While this concept is new to the commercial airline industry, it is in active use in other industries such as manufacturing and retail. Manufacturers and retailers use Order Management Systems (called OMS) to get a single view of the customer order regardless of where the components are sourced.  

When Charter and Go initiated the process to develop an integrated dynamic offer, price quote, order management, dispatch and performance dashboard solution for air charter operators, the central nervous system of a charter booking was the design of the order management capability. Unlike the FAR 121 operators, the new generation Charter and Go solution is void of any legacy constraints and designed from the ground up with a microservices architecture to operate in the cloud in an AWS Lambda serverless, event-driven computing environment without explicitly provisioning or managing servers. The micro services architecture provides many security benefits including faster implementation of security patches, reduced attack services, simpler code structures and functionality shielding. The single customer order environment manages FAR 135 and FAR 91 charter flights, maintenance events, and test flights. 

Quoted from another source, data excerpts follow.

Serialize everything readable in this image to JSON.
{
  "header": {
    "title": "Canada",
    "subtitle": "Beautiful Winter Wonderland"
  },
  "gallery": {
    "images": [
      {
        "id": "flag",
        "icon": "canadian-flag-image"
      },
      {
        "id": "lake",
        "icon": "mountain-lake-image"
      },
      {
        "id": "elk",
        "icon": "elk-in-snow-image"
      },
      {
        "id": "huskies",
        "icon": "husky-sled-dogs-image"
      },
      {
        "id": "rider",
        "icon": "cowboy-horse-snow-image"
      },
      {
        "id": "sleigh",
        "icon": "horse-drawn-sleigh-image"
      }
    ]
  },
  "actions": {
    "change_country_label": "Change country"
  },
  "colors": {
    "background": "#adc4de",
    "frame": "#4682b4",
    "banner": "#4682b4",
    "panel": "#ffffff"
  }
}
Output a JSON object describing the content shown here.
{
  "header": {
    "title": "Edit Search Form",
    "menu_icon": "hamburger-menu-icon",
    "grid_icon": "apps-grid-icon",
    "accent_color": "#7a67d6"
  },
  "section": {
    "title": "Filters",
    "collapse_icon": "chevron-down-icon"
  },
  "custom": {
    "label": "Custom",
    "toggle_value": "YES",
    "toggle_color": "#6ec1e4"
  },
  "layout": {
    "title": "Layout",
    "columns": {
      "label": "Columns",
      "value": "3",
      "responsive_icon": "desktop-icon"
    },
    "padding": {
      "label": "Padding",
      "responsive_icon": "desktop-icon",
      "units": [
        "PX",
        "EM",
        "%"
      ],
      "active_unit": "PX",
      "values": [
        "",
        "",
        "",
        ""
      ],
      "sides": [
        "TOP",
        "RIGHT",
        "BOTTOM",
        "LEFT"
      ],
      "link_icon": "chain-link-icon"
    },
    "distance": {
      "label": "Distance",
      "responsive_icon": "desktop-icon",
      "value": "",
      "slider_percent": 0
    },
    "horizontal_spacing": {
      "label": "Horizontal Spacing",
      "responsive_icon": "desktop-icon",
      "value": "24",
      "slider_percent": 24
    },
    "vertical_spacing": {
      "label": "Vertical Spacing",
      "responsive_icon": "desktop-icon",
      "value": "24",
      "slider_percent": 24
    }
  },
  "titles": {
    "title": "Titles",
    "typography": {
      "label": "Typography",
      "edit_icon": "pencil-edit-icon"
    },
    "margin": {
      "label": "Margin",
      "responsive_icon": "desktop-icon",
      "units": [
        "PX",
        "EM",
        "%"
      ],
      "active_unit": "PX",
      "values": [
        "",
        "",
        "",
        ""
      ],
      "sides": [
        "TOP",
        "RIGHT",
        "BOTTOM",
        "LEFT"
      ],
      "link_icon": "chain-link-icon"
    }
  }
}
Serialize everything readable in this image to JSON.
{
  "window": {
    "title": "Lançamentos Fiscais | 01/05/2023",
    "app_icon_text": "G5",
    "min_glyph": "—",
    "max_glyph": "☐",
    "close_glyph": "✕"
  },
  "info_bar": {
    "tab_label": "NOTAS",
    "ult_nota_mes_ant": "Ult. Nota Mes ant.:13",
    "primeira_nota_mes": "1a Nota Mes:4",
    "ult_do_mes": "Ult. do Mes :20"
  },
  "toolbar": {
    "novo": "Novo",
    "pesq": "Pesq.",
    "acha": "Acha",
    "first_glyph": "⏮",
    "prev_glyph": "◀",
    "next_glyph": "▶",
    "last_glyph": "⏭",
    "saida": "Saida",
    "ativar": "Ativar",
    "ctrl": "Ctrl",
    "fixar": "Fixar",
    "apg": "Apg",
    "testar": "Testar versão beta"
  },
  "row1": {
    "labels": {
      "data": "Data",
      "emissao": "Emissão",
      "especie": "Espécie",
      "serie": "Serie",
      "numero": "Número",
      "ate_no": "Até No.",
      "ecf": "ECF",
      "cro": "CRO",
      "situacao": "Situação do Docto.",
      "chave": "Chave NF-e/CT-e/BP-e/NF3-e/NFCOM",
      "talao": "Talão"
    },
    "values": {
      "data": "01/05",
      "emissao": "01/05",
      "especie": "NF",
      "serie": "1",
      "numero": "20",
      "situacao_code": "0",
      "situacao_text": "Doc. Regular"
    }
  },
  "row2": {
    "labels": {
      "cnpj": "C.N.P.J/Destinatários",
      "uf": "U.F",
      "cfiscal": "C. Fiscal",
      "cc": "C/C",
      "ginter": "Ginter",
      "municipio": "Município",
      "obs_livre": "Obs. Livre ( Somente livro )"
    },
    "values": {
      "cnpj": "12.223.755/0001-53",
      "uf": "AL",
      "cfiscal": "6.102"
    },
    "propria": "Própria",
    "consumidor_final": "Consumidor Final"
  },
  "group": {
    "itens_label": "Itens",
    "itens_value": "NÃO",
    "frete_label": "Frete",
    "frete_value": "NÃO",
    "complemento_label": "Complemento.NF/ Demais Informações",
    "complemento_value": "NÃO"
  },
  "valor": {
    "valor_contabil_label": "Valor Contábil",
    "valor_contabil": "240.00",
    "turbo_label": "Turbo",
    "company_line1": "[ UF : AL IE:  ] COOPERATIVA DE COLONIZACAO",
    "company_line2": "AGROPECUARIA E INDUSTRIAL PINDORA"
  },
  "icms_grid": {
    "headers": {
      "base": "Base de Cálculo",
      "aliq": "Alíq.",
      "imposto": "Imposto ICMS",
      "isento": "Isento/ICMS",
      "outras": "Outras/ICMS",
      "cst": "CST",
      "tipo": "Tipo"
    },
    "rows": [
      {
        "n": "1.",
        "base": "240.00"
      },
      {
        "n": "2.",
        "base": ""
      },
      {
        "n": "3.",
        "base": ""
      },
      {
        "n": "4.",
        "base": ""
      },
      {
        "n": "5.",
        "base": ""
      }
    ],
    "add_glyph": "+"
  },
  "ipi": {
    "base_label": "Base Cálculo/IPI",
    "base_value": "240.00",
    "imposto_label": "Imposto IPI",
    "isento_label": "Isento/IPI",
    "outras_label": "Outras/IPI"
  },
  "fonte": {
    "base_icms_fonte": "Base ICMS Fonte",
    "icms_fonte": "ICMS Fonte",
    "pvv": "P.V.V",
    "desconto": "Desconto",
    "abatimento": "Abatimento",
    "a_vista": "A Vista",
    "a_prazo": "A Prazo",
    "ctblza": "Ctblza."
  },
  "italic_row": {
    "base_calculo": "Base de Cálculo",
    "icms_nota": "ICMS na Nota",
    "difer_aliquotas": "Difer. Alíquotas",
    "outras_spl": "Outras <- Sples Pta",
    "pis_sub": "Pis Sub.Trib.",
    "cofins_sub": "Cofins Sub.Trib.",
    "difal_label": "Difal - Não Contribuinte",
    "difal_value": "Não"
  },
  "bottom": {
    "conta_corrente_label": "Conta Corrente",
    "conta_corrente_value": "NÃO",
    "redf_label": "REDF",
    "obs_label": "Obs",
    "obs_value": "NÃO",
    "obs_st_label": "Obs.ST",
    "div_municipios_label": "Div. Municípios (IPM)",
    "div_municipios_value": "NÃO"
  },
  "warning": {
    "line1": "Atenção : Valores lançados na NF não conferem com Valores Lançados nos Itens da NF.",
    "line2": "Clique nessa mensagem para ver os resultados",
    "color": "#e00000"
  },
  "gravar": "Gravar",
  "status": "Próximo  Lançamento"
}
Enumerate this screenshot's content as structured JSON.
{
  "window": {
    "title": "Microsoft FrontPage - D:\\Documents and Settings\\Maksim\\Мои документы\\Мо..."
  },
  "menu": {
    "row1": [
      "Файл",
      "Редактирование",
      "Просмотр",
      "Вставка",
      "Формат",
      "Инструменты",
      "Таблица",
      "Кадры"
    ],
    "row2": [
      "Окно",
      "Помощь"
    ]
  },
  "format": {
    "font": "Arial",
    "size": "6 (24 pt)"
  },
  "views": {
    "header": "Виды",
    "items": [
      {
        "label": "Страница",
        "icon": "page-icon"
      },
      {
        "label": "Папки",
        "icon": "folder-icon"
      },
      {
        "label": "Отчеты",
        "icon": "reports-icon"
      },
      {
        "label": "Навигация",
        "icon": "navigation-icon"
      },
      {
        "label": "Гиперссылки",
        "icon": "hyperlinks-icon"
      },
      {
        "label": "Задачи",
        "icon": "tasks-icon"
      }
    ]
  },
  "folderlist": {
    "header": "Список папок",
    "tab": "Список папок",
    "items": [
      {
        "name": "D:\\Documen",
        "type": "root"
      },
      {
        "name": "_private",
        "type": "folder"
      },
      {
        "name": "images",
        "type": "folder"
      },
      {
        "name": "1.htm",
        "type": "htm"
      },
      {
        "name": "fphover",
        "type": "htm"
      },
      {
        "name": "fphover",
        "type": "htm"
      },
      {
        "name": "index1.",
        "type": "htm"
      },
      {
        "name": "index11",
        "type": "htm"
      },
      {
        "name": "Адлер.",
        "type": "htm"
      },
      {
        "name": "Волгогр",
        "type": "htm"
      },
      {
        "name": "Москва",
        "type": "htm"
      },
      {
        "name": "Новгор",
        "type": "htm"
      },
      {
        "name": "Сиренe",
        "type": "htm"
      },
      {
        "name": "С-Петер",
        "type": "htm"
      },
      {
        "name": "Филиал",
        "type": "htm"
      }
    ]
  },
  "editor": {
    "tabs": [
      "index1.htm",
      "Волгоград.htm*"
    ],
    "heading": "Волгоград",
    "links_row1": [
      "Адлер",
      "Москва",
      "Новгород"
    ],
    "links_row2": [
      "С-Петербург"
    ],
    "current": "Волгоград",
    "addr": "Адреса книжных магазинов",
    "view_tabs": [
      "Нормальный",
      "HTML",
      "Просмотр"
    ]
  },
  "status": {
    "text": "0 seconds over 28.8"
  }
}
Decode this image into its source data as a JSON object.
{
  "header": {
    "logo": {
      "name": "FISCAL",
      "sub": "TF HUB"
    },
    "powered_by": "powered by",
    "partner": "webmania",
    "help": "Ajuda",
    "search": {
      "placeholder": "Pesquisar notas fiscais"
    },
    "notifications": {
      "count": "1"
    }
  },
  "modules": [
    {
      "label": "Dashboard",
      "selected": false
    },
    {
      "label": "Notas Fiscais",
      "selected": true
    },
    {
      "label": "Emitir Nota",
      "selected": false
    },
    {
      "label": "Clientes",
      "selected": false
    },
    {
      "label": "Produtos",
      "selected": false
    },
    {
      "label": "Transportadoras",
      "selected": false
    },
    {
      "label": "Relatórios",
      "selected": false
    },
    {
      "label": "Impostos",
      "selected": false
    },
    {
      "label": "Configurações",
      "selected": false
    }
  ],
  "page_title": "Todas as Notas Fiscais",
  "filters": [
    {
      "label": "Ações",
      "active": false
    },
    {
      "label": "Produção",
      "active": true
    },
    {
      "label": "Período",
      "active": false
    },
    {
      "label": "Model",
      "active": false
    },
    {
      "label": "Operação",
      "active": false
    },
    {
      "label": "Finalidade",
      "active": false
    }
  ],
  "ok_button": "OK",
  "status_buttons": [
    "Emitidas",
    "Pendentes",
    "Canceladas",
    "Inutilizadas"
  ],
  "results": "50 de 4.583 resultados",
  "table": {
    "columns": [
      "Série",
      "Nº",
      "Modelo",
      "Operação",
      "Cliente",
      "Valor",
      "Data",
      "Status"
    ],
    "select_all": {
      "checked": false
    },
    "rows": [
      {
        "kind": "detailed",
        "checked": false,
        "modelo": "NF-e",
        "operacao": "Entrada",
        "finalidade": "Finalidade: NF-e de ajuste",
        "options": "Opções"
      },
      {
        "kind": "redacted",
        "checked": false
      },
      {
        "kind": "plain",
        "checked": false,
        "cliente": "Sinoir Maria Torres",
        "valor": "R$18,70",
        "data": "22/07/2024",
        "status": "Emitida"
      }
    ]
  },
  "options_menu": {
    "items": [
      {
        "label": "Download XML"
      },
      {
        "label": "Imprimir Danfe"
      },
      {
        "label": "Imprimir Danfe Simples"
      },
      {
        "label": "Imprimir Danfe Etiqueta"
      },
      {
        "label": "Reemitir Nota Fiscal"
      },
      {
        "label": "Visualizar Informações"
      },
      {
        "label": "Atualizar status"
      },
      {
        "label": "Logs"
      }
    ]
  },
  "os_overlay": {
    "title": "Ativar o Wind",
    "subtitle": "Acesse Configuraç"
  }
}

The event-driven order management capability, within the context of a charter passenger reservation, brings together all the elements associated with the charter flight booking. The order management capability tracks all data such as the cost of a charter flight, price quoted for the charter flight, payment status, ancillaries, crew assigned to the charter flight, upcoming maintenance events for the aircraft, hotel and car bookings for customer and crew with a single reference order.  Ancillaries is designed to manage add-on purchases by a customer. Examples are catering, Wi-Fi, luggage, entertainment, layover fees, and pets.  Other ancillary services are categorized as charter fees and include a range of items such as financial fees (cancellation fees, cleaning fees, international handling fees, etc.), advisory fees (credit card fees, de-icing fees, etc.), contract management (domestic, international, empty leg) and owner fees for FAR 91 (owner flight, ferry flight, training flight, etc.).

The lifecycle of the customer order is managed in four simple steps – Quote, Accepted, Payment, and Closed.

order one

In Charter and Go’s system all boxes are white initially, the active box is blue and completed steps are black. Quote is the process to price a customer’s request which can be a dynamic price based on market conditions or a pre-negotiated contract price. Once the customer accepts the price quote, the booking is considered sold, inventory status is updated, a contract is generated. The booking is considered in Accepted status after the signed contract is returned.  When a payment has been made by the customer, it is added to the order for tracking purposes.  The single reference order also generates a trip sheet, a broker quote if applicable, a customs form, eAPIS with the required data when crossing borders, and customers are validated against the TSA No Fly List. All relevant communications are documented under Order Notes.  This provides immediate access to a charter operator’s sales team, pilots, and any customer related services.

Ultimately the single reference order in the Charter and Go application is a productivity enhancer for charter analysts and dispatch, where all pertinent activity related to a booking can be viewed and acted upon from the single comprehensive view of the order.